(I'm finally posting these 11/04 notes:)
We got a reservation for the same night, which was a Monday bank holiday in November. Perhaps that explained why there were empty tables. Yves Camdeborde is gone and Bruno Doucet commands now, and he has retained the old menu favorites and touches, including the great terrines heavily placed on your table as you discuss the menu. And the same service staff still is there, which was reassuring, if one ignored how malcontent they all seemed that night. Maybe it was working on a holiday, maybe it was waiting on so many foreigners, all I know is that the last time we were here, months before Camdebordes departure, there were the seeds of grumpiness in the room, but now that feeling was in full weed and you noticed it as soon as you walked in the door. After ten minutes sitting there we empathized with the servers because we felt the same way.

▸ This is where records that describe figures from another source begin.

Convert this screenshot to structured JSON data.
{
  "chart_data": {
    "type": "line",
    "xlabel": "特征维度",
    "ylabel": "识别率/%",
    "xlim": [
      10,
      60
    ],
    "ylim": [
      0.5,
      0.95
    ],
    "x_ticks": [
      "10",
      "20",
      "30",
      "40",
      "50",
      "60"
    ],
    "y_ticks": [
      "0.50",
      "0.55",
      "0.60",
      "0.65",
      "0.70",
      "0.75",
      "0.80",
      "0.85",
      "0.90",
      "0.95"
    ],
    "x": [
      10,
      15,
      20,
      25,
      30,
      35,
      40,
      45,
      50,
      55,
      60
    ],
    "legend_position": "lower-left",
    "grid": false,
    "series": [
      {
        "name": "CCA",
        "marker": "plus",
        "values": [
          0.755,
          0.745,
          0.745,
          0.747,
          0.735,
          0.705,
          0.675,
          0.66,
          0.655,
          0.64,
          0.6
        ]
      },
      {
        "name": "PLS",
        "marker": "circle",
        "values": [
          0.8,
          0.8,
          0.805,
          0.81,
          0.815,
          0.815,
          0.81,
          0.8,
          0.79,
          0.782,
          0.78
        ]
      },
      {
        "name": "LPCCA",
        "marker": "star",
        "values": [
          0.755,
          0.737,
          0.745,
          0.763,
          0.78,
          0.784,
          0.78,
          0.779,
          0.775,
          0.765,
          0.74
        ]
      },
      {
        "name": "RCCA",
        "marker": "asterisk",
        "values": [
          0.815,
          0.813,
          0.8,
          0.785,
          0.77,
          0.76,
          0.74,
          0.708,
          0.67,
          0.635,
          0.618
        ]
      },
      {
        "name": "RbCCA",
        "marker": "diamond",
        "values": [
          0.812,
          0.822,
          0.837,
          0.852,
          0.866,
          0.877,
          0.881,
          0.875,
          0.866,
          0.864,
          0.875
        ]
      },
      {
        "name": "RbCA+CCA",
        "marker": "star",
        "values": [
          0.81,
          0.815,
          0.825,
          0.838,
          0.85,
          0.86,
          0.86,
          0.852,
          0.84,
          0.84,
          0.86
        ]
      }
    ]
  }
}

We were seated next to a table of loud obnoxious New Yorkers, one of whom cawwed on her cellphone at length describing her elaborate search around Paris for a shower curtain. The others boorishly talked about how much money they made at Morgan Stanley that year. At the other occupied tables sat a Japanese family, a British couple, some more Americans who seemed a little frightened of what they were eating and a large party in the center who were Portuguese, Italian (and maybe Greek?), a sort of United Nations of patrons. Not a French speaker in the place it seemed, except for us, and the wait staff had clearly had their fill of it, rolling their eyes elaborately and shouting to make themselves understood to those who did not speak French.
I asked if there was a special apperitive tonight and was brushed off by a new server. So I instead asked one of the veteran servers for the specials card from the wait station and she smiled tensely as I ordered my usual here, a delicious glass of Rivesaltes, a muscadet with a mind-spinning rose/orange nose and flavor. The loud New Yakkers continued on and then an angry chorus arose at the center table as the staff arrived with many plates of food which the patrons all denied they had ordered. Menus were brought out. Lots of pointing and more argument ensued. The lead server finally shouted out the names of the food as she slammed each plate down on the table, walked away, and left them to figure out who would eat what.
After this drama, our entrees arrived. Mine was the Camdeborde classic of boudin noir and pomme macaire, a sort of sheperds pie of yellow mashed potatoes and crumbled blood sausage. It was soothing as opposed to being hearty, which is what I was expecting from the boudin noir. It tasted as if the flavor had been drained off with the grease. Our other starter was a spinach salad with roasted chicken livers, which were nicely crusted with salt and which went nicely with the
48Euro 2002 Cornas from Jean Luc Colombo, a robust wine that paired nicely through the rest of the dishes.
It was hard to be enthusiastic about the food, and we were dismayed. But was the food or ambience to blame? The spirit in the room was so different from years ago when it was for the most part French locals drawn by the great cuisine. Had success killed the joy that used to be in this room? Or was the food the same and it was our anti-American snobbism turning our dinner sour? But to the ultimate point, had nostalgia colored our opinions so much that La Regalade would no longer be a must visit? Why bother to return if this is how it was to be? After all, we journeyed to Paris hoping to get away from New York, not to endure so rude a version of it at the next table.
The windbags were putting on their coats when our main dishes arrived, and the mood shifted, aided in no small part by the two specials we ordered: noisettes de gigue with chanterelles, and roast pork belly in wine sauce. Both were served with the house mashed potatoes mixed with coarse mustard, comfort food which lowered our hackles. The venison was full flavored and in a peppery sauce that also had a taste of fennel underneath. The venison would have been better if it had been either cooked rarer or that the slices were a bit plumper. But that sauce had to be wiped up with the bread if I was to sleep that night.
The roast pork belly had a 13Euro supplement on it and it was so magnificent -- oh my, what more can one say after the chef has taken an ungainly cut of fat and pork and over hours, aided by liberal seasoning of garlic, herbs, salt, pepper, made it into something both succulent and crackling in the same forkful? And just when the flavors might edge towards being too strong, the wine sauce calmed them down again and married the entire bowl into the best single dish we had over twelve days of eating.
And then it was nearly topped by the dessert that our waitress enthusiastically suggested: roasted pineapples with vanilla sauce and peppermint ice cream. Wow, what a kick both zingy and sweet to bring us back to our senses that La Regalade is still an address to keep in our notebooks. Some of the food is still incredibly good (if no longer cheap -- our bill was US$190).
Content, we looked around. The waitresses were joking with each other quietly while polishing wine glasses. The room was hushed and relaxed. We were nibbling warm madeleines. We'll be back.